A defesa de Marcelo da Silva, réu confesso pelo assassinato da menina Beatriz Angélica Mota, de 7 anos, pediu formalmente à Justiça de Pernambuco o desaforamento do julgamento.
A intenção dos advogados é transferir o júri popular, inicialmente previsto para ocorrer em Petrolina — onde o crime foi cometido —, para a cidade do Recife.
Segundo o advogado Rafael Nunes, a forte comoção na cidade e a trajetória política da mãe da criança, Lucinha Mota, poderiam comprometer a imparcialidade dos jurados.
A defesa argumenta ainda que há riscos reais à integridade física do réu e dos próprios advogados caso o julgamento seja mantido no Sertão.
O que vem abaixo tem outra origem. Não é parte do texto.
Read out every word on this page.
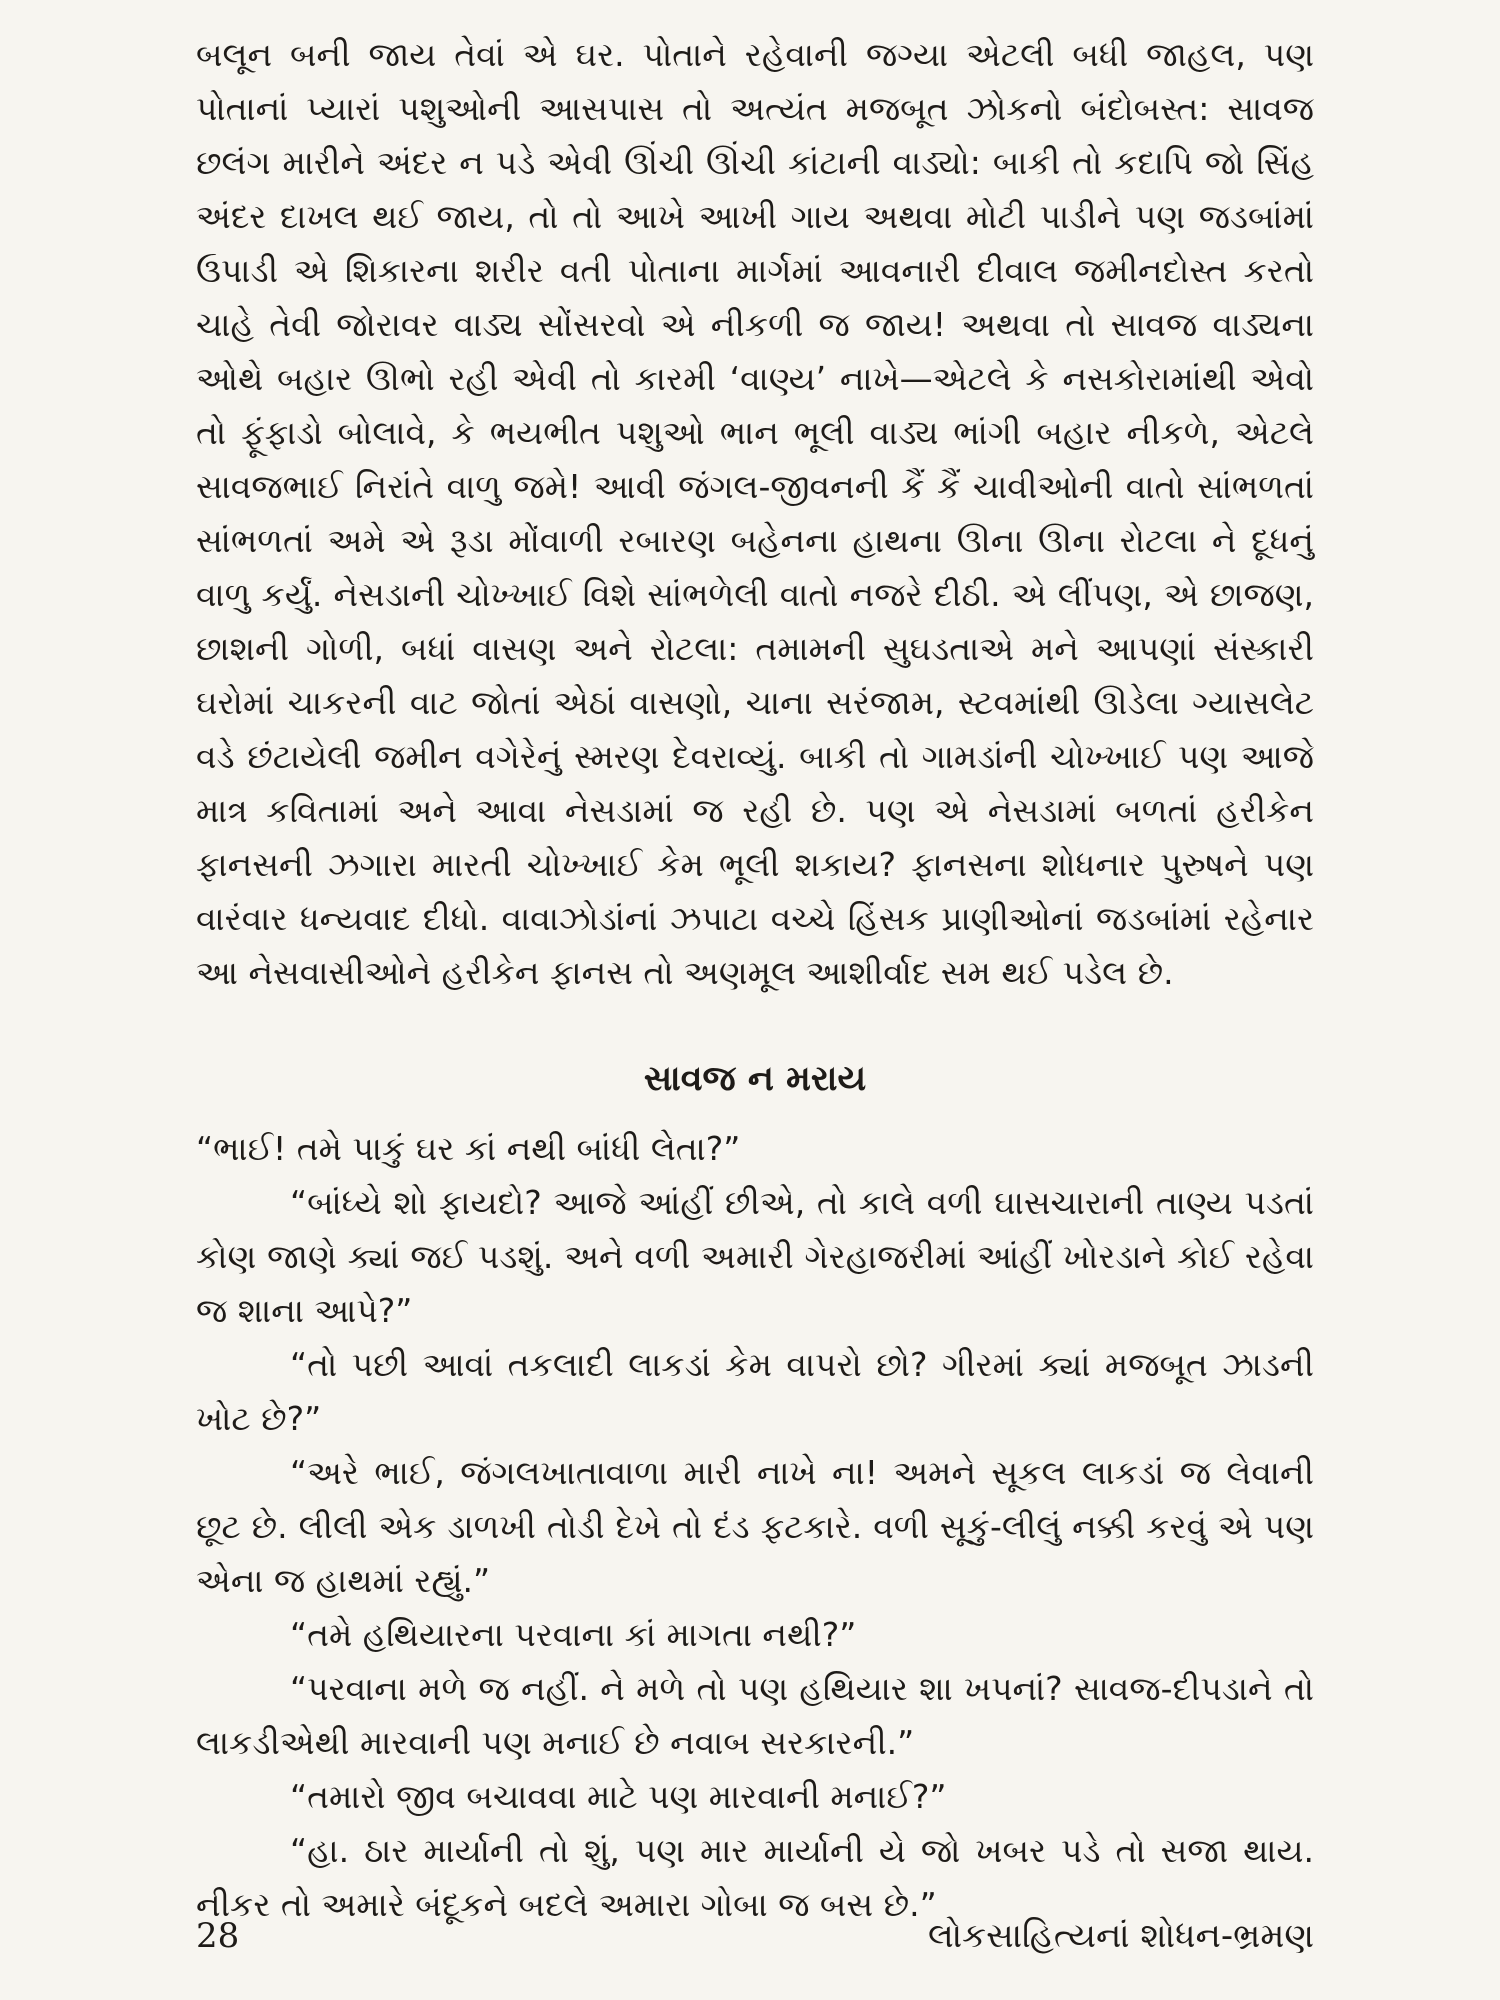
બલૂન બની જાય તેવાં એ ઘર. પોતાને રહેવાની જગ્યા એટલી બધી જાહલ, પણ પોતાનાં પ્યારાં પશુઓની આસપાસ તો અત્યંત મજબૂત ઝોકનો બંદોબસ્ત: સાવજ છલંગ મારીને અંદર ન પડે એવી ઊંચી ઊંચી કાંટાની વાડ્યો: બાકી તો કદાપિ જો સિંહ અંદર દાખલ થઈ જાય, તો તો આખે આખી ગાય અથવા મોટી પાડીને પણ જડબાંમાં ઉપાડી એ શિકારના શરીર વતી પોતાના માર્ગમાં આવનારી દીવાલ જમીનદોસ્ત કરતો ચાહે તેવી જોરાવર વાડ્ય સોંસરવો એ નીકળી જ જાય! અથવા તો સાવજ વાડ્યના ઓથે બહાર ઊભો રહી એવી તો કારમી ‘વાણ્ય’ નાખે—એટલે કે નસકોરામાંથી એવો તો ફૂંફાડો બોલાવે, કે ભયભીત પશુઓ ભાન ભૂલી વાડ્ય ભાંગી બહાર નીકળે, એટલે સાવજભાઈ નિરાંતે વાળુ જમે! આવી જંગલ-જીવનની કૈં કૈં ચાવીઓની વાતો સાંભળતાં સાંભળતાં અમે એ રૂડા મોંવાળી રબારણ બહેનના હાથના ઊના ઊના રોટલા ને દૂધનું વાળુ કર્યું. નેસડાની ચોખ્ખાઈ વિશે સાંભળેલી વાતો નજરે દીઠી. એ લીંપણ, એ છાજણ, છાશની ગોળી, બધાં વાસણ અને રોટલા: તમામની સુઘડતાએ મને આપણાં સંસ્કારી ઘરોમાં ચાકરની વાટ જોતાં એઠાં વાસણો, ચાના સરંજામ, સ્ટવમાંથી ઊડેલા ગ્યાસલેટ વડે છંટાયેલી જમીન વગેરેનું સ્મરણ દેવરાવ્યું. બાકી તો ગામડાંની ચોખ્ખાઈ પણ આજે માત્ર કવિતામાં અને આવા નેસડામાં જ રહી છે. પણ એ નેસડામાં બળતાં હરીકેન ફાનસની ઝગારા મારતી ચોખ્ખાઈ કેમ ભૂલી શકાય? ફાનસના શોધનાર પુરુષને પણ વારંવાર ધન્યવાદ દીધો. વાવાઝોડાંનાં ઝપાટા વચ્ચે હિંસક પ્રાણીઓનાં જડબાંમાં રહેનાર આ નેસવાસીઓને હરીકેન ફાનસ તો અણમૂલ આશીર્વાદ સમ થઈ પડેલ છે.

સાવજ ન મરાય

“ભાઈ! તમે પાકું ઘર કાં નથી બાંધી લેતા?”

“બાંધ્યે શો ફાયદો? આજે આંહીં છીએ, તો કાલે વળી ઘાસચારાની તાણ્ય પડતાં કોણ જાણે ક્યાં જઈ પડશું. અને વળી અમારી ગેરહાજરીમાં આંહીં ખોરડાને કોઈ રહેવા જ શાના આપે?”

“તો પછી આવાં તકલાદી લાકડાં કેમ વાપરો છો? ગીરમાં ક્યાં મજબૂત ઝાડની ખોટ છે?”

“અરે ભાઈ, જંગલખાતાવાળા મારી નાખે ના! અમને સૂકલ લાકડાં જ લેવાની છૂટ છે. લીલી એક ડાળખી તોડી દેખે તો દંડ ફટકારે. વળી સૂકું-લીલું નક્કી કરવું એ પણ એના જ હાથમાં રહ્યું.”

“તમે હથિયારના પરવાના કાં માગતા નથી?”

“પરવાના મળે જ નહીં. ને મળે તો પણ હથિયાર શા ખપનાં? સાવજ-દીપડાને તો લાકડીએથી મારવાની પણ મનાઈ છે નવાબ સરકારની.”

“તમારો જીવ બચાવવા માટે પણ મારવાની મનાઈ?”

“હા. ઠાર માર્યાની તો શું, પણ માર માર્યાની યે જો ખબર પડે તો સજા થાય. નીકર તો અમારે બંદૂકને બદલે અમારા ગોબા જ બસ છે.”

28	લોકસાહિત્યનાં શોધન-ભ્રમણ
O pedido aguarda análise do Tribunal de Justiça de Pernambuco (TJPE).
Relembre o crime que chocara o país
Beatriz Mota foi morta com 42 facadas em dezembro de 2015, durante a festa de formatura de sua irmã em uma escola particular em Petrolina.
Identificação: Marcelo foi apontado como autor em 2022 após análise do perfil genético de vestígios de DNA extraídos da faca usada no crime.
Confissão e Recuo: Na época, o acusado — que já cumpria pena por outros crimes — confessou o homicídio, alegando ter sido surpreendido pela menina durante uma tentativa de furto.
Mais tarde, passou a negar a autoria e questionou a validade das provas.
Júri Mantido: Em 2023, a Justiça decidiu submeter o réu ao Tribunal do Júri. Todos os recursos tentados pela defesa nos tribunais superiores para tentar impedir a realização do julgamento foram negados.